Increasing human toll taken by tuberculosis

Wednesday, May 9, 2007

While many people in the West consider tuberculosis (TB) a disease of a bygone era, the devastating human toll taken by the disease is increasing worldwide, particularly in developing countries with high HIV prevalence. Every year, TB kills nearly two million people while an estimated nine million develop the disease. An additional 450,000 new cases of multi-drug resistant (MDR) TB are seen every year.

This frightening situation became even worse in 2006 when a survey of 544 TB patients in Kwazulu Natal, South Africa, found 10 per cent had developed extensively drug resistant tuberculosis (XDR TB) (The XDR-TB emergency will require new strategies and new tools: business as usual would be fatal), a strain of TB that is resistant to both first-line antibiotics as well as to two classes of second-line drugs. Almost all of these patients died, and the extent of the outbreak remains unknown.
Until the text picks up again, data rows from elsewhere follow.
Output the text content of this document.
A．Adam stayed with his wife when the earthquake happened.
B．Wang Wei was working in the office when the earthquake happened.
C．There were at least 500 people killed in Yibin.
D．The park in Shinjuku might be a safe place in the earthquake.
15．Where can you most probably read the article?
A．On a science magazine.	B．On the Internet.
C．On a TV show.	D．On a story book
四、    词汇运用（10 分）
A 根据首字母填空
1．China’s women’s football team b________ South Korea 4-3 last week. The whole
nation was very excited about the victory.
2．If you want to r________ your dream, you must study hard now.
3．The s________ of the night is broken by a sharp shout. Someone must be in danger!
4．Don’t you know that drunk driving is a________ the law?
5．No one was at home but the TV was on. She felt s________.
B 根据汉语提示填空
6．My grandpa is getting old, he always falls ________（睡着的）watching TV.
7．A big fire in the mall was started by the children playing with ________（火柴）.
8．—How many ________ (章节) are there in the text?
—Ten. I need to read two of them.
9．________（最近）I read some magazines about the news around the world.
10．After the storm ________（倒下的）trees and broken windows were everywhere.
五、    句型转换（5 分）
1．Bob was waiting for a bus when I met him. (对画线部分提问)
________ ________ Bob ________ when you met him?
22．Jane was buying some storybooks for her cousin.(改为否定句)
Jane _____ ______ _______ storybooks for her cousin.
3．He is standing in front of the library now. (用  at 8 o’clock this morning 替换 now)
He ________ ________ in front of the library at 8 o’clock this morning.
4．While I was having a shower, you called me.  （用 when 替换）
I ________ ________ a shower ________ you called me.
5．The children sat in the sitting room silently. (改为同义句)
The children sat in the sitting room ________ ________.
Even so, the drugs in today's standard TB treatment were developed in the 1950s and 1960s, while the most commonly used TB test - sputum microscopy - was developed in 1882 and only detects TB in half of the cases. Existing TB treatments and diagnostics are even less adapted for use in people living with HIV/AIDS, even though TB is their number one killer.

The years of neglect are underscored by the fact that, of the 1,556 new chemical entities marketed worldwide between 1975 and 2004, only three were for TB. Even though some initiatives are underway, efforts need to be significantly increased in order to respond to the disastrous impact of TB. None of the drugs currently in development, however promising, will be able to drastically improve TB treatment in the near future.

"That TB destroys millions of lives around the world every year shows that the current approach is just not working," said Dr. Tido von Schoen-Angerer, Director of MSF's Campaign for the Access to Essential Medicines. "The tools we have to treat and diagnose TB are woefully inadequate and outdated, and we're not seeing the necessary urgency to tackle the disease."